Der Bayer Edmund Stoiber und der Böhme Vladimir Spidla
haben eines gemeinsam: Sie wollen Regierungschef ihres Landes werden.
Dass sich der christlich-soziale Politiker aus München und der Prager
Sozialdemokrat gegenseitig helfen würden, war nicht zu erwarten gewesen.

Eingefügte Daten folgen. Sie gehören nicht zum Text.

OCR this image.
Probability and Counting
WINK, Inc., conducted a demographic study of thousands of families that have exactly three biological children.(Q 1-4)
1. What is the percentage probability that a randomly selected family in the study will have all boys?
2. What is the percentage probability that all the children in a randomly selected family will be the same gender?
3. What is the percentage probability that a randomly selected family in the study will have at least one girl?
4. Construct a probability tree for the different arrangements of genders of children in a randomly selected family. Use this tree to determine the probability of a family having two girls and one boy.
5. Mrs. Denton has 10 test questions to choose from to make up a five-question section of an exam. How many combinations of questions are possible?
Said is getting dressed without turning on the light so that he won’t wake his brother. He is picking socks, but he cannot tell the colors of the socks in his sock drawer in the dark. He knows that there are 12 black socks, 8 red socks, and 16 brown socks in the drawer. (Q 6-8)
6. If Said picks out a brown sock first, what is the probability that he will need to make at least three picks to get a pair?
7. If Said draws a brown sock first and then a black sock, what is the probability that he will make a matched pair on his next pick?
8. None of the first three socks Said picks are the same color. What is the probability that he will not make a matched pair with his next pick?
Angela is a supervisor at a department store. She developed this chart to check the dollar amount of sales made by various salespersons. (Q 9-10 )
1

Und dennoch ist es nun eingetreten. Zum Wohlgefallen ihrer Anhänger
greifen die beiden Politiker einander scharf an. Wieviel Stimmen dieser
grenzüberschreitende Wahlkampf bringt, ist schwer zu ermessen. Messbar
aber bleibt der Schaden für die deutsch-tschechischen Beziehungen. Er
ist immens.
Die derzeitige Lage am deutsch-tschechischen Graben lässt sich knapp
so darstellen: Spidla preist die Vertreibung von drei Millionen
Sudetendeutschen nach dem Zweiten Weltkrieg als Quell des Friedens und
verteidigt beherzt die dazu gehörenden Dekrete des damaligen Präsidenten
Edvard Benes. Stoiber verlangt deren Aufhebung und stellt Tschechiens
EU- Tauglichkeit in Frage. Wie jedes Jahr sprach Stoiber auf dem
Sudetendeutschen Tag. Und weil dies eine Traditionsveranstaltung ist,
tat er dies gewohnt scharf. Die Kreide des Kanzlerkandidaten ließ er zu
Haus.
Die für Prag wirklich schlechte Nachricht aus Nürnberg verkündete
allerdings nicht Stoiber, sondern ein Sozialdemokrat: Innenminister Otto
Schily. Erstmals forderte ein Mitglied der rot-grünen Bundesregierung
die Aufhebung der Benes-Dekrete. Damit ist nach vier Jahren
linksorientierter Regierungen in Berlin und Prag ein Grundpfeiler
deutsch-tschechischer Politik zerbröselt. Auf der Basis der 1997 noch
von Helmut Kohl und Vaclav Klaus unterzeichneten Erklärung hatten die
Sozialdemokraten hüben und drüben das Thema Benes-Dekrete eigentlich auf
sich beruhen lassen wollen.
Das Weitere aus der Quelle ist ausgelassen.